St. Anthony students take part in buddy breakfast at Blessed Trinity Academy
Thursday, January 23, 2020 | 12:01 AM
Once a month, Blessed Trinity Academy (BTA) students await invitations to the seemingly hottest event in town: a buddy breakfast with St. Anthony School students.
BTA hosts the St. Anthony School Program, an inclusive educational environment for children with Down syndrome, autism and other intellectual disabilities.
According to Lisa Mains, St. Anthony’s kindergarten through third-grade resource room teacher, her students attend general-education classes for most of their courses and receive assistance from paraprofessionals. They may stay in the resource room for math and reading. The teacher to student ratio is 3:1, Mains, said.

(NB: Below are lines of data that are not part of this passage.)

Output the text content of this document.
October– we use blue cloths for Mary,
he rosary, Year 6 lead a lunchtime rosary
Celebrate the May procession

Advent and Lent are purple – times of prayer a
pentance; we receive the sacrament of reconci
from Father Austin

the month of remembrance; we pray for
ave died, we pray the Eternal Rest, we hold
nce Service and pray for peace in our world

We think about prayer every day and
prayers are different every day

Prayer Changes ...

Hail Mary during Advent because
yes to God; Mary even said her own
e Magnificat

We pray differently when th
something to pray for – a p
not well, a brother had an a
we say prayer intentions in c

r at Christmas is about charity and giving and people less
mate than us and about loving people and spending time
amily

“I like her. She is amazing. She is my favorite teacher. She is so smart,” Sophia, Lawrence, 12, said of paraprofessional Lisa Sippel.
The students also work on social and motor skills and speech therapy weekly.
“It gives them a chance to interact with our children at their grade level and to learn typical behavior of their peers, which will help them achieve in their future education and jobs,” said Regina Brunner, fourth through eighth-grade resource room teacher.
The St. Anthony’s students are welcome to participate in extracurricular activities such as sports and band with the BTA students.
The integration inside and outside of the classroom has led to many friendships.
“Once a month, they get to pick a buddy from their typical classroom to have breakfast with,” Mains said. “It’s new and exciting.”
“It was fun to follow Julie (Schmithorst) around at the buddy breakfast,” Tess Martin said of the meal served within the resource room.
“When I went to the buddy breakfast, we read together,” Claire Bandurski said.
While BTA is the only North Hills school to offer the program, four additional elementary schools provide it, as well as three high schools and Duquesne University.
All of the schools participate in the annual Inclusive Games each spring.
The St. Anthony’s students attending BTA may invite a friend from the general-education program to participate with them.
“It was exciting because it made me feel like I was their friend,” Chloe Fettis, 11, said of attending the games three years consecutively.
“There are so many moments of seeing our students support and look out for the St. Anthony’s students, which is so cool,” Principal Moira Regan Edmiston said.
“They make our class complete,” student Savannah Vogel said.
The St. Anthony’s program has its own application and admissions process separate from BTA’s.